In fact, there is a body of research that indicates that exercise is effective at elevating moods, and it is so powerful that it is also used to help combat long-term depression. An article by the American Physiological Association explained that the effects of exercise on mood are not only short-term but long-term. James Blumenthal, Ph.D., a clinical psychologist at Duke University says that “there’s good epidemiological data to suggest that active people are less depressed than inactive people. And people who were active and stopped tend to be more depressed than those who maintain or initiate an exercise program.” Dr. Blumenthal also found that exercise was also in preventing depression relapse a year later. Thus we can see that exercise is a powerful tool to elevate our mood, which in turn helps us deal better with stressful situations, have better interpersonal skills and be more productive.
But that is not all! A very recent study found that exercise is also crucial in helping us process information better, which in this information heavy age, is very important.

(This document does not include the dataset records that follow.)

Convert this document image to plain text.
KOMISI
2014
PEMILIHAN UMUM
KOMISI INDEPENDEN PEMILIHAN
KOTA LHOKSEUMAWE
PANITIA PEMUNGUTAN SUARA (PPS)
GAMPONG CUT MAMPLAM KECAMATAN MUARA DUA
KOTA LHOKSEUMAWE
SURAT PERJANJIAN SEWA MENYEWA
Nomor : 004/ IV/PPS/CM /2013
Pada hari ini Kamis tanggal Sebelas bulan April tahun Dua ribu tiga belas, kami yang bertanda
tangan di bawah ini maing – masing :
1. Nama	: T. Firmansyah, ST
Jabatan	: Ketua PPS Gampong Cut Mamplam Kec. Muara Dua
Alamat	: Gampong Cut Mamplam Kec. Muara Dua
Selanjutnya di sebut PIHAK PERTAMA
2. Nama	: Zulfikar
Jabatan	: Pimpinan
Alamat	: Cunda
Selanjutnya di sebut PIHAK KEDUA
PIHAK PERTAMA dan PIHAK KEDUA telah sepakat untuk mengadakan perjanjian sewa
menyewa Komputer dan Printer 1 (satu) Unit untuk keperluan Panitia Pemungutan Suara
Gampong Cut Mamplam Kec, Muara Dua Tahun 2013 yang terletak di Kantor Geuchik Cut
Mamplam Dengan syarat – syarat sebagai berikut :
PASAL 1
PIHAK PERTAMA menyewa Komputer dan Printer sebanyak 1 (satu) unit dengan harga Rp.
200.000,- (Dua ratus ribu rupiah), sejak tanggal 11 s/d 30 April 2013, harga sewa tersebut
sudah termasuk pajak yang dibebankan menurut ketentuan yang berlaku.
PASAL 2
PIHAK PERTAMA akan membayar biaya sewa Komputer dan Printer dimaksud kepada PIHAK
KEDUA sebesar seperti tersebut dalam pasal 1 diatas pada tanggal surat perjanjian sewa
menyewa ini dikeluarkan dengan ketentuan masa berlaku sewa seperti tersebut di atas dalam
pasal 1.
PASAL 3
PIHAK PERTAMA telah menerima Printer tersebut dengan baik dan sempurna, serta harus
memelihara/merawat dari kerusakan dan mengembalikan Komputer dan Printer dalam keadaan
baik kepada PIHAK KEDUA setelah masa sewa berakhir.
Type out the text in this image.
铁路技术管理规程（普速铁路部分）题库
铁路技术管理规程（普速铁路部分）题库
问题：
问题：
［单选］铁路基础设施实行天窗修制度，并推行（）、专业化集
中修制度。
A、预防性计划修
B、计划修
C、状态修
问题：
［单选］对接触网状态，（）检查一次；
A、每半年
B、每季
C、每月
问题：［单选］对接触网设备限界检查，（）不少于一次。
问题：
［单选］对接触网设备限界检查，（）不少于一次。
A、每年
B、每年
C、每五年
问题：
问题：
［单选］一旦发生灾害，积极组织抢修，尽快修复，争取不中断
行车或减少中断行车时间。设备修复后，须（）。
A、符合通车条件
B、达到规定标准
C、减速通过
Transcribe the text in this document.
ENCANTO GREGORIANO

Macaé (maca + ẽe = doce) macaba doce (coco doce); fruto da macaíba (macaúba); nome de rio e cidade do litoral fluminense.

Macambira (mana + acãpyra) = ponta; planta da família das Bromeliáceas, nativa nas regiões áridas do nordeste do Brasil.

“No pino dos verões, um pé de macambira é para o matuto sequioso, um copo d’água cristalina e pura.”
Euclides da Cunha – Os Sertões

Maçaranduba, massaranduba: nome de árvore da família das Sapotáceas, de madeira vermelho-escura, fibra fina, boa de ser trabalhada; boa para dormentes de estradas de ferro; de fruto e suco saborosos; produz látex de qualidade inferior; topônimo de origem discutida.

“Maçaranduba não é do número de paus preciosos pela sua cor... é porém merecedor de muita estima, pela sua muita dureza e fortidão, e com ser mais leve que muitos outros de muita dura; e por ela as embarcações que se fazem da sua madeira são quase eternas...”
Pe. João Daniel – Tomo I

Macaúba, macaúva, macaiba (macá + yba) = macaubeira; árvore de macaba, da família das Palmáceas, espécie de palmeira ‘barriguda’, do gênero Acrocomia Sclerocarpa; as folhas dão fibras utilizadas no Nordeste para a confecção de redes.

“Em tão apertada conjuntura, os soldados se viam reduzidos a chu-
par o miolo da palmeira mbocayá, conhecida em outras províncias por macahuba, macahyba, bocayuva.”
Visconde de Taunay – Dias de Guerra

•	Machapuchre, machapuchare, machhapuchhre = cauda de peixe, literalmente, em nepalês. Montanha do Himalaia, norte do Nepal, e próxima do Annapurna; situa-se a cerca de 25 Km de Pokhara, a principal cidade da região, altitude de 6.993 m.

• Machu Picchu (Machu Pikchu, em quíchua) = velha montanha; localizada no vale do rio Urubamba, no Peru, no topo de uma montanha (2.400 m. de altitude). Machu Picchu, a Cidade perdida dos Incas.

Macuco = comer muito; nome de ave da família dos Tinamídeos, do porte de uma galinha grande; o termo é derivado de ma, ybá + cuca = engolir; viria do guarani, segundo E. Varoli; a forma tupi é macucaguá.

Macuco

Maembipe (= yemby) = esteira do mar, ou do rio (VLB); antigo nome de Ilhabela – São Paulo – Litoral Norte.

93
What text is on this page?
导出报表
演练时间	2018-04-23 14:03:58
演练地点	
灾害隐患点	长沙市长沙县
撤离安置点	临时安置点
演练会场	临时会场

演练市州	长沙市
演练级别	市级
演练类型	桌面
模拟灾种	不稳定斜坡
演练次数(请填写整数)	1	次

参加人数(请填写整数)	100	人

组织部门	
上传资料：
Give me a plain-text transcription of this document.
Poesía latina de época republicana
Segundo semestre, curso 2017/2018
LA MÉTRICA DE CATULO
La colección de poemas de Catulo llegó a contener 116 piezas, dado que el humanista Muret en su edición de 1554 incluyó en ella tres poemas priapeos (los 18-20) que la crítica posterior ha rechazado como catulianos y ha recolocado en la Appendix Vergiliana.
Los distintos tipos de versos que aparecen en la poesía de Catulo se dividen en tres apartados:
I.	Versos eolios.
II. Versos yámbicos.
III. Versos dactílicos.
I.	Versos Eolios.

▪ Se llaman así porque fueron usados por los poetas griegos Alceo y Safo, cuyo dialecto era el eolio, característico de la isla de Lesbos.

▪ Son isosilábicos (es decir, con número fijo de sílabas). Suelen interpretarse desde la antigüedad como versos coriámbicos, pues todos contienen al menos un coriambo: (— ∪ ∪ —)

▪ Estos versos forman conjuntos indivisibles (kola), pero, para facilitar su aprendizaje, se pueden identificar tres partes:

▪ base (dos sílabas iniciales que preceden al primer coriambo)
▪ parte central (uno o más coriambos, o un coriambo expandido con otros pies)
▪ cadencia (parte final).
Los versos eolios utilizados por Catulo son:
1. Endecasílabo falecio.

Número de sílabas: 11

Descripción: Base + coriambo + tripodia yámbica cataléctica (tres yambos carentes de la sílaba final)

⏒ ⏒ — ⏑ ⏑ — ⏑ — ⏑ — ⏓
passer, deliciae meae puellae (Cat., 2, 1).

Researchers found that 20 minutes of daily mildly- intense exercise, the kind that gets your heart pumping and makes you sweaty, is linked to increased performance in tasks that require you to use past knowledge and synthesize it with new knowledge. This type of memory is called high-interference memory, which if it is good, allows us to synthesize old information with the new to make insights. This, of course, is crucial for academic performance or for any career or activity where innovation and the ability to connect ideas is important.
So the main takeaway is: exercise helps us to elevate our mood, improve our performance at work and has a positive effect on our cognitive abilities. Don’t forget to add it to your toolkit for a successful career!